6. The method according to claim 5, characterized in that The comparing result between the collection result of the first performance parameter and the abnormality discrimination threshold corresponding to the first performance parameter, determining whether the target application has a performance problem corresponding to the first performance parameter, includes: The collection result of the first performance parameter and the abnormality discrimination threshold corresponding to the first performance parameter are input into a pre-trained performance problem discrimination model to obtain whether the target application has a performance problem corresponding to the first performance parameter at the current moment and / or the future moment.
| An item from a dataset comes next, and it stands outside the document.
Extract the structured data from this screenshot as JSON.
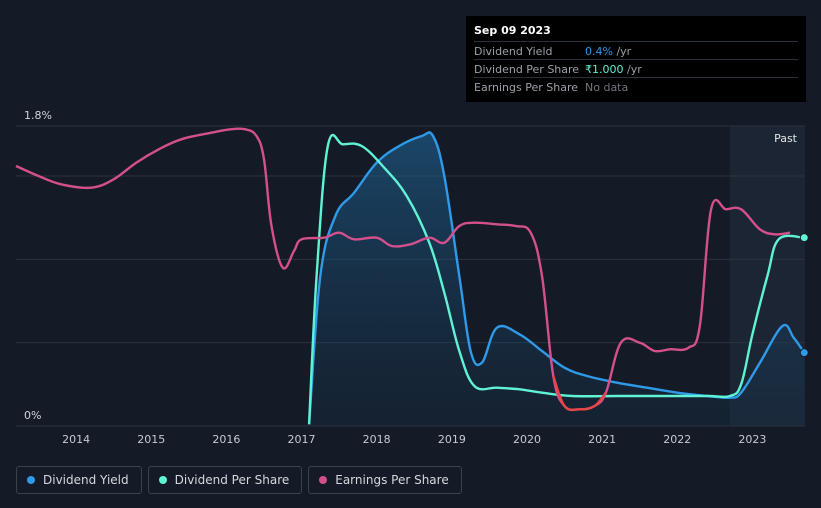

7. The method according to claim 1 or 2, characterized in that: After the performance analysis of the target application is performed based on the performance parameter collection result and the abnormality discrimination thresholds respectively set for the multiple performance parameters to obtain the performance detection result, the method further includes: Generate a first chart and / or first text information based on the performance detection result; wherein the first chart is used to describe the application performance change of the target application during the operation of the target application, and the first text information includes a specific description of the performance problem existing in the target application; Present a first interface; the first interface is used to display the first chart and / or the first text information.

8. An application performance detection device, characterized in that: include: A parameter collection module, used to collect multiple performance parameters of the target application based on a preset aspect expression during the operation of the target application to obtain a performance parameter collection result; wherein the aspect expression is used to indicate the identifier of at least one method to be detected included in the target application, and different methods to be detected correspond to different application functions; A performance detection module is used to perform performance analysis on the target application based on the performance parameter collection results and the abnormal discrimination thresholds set for the multiple performance parameters to obtain performance detection results; the performance detection results are used to indicate the performance problems of the target application at the current moment and / or the performance problems that may exist in the future.

9. An electronic device, comprising: processor; as well as Memory for storing programs, The program includes instructions, which, when executed by the processor, cause the processor to perform the method according to any one of claims 1 to 7.

10. A non-transitory computer-readable storage medium storing computer instructions, wherein: The computer instructions are used to cause the computer to execute the method according to any one of claims 1 to 7.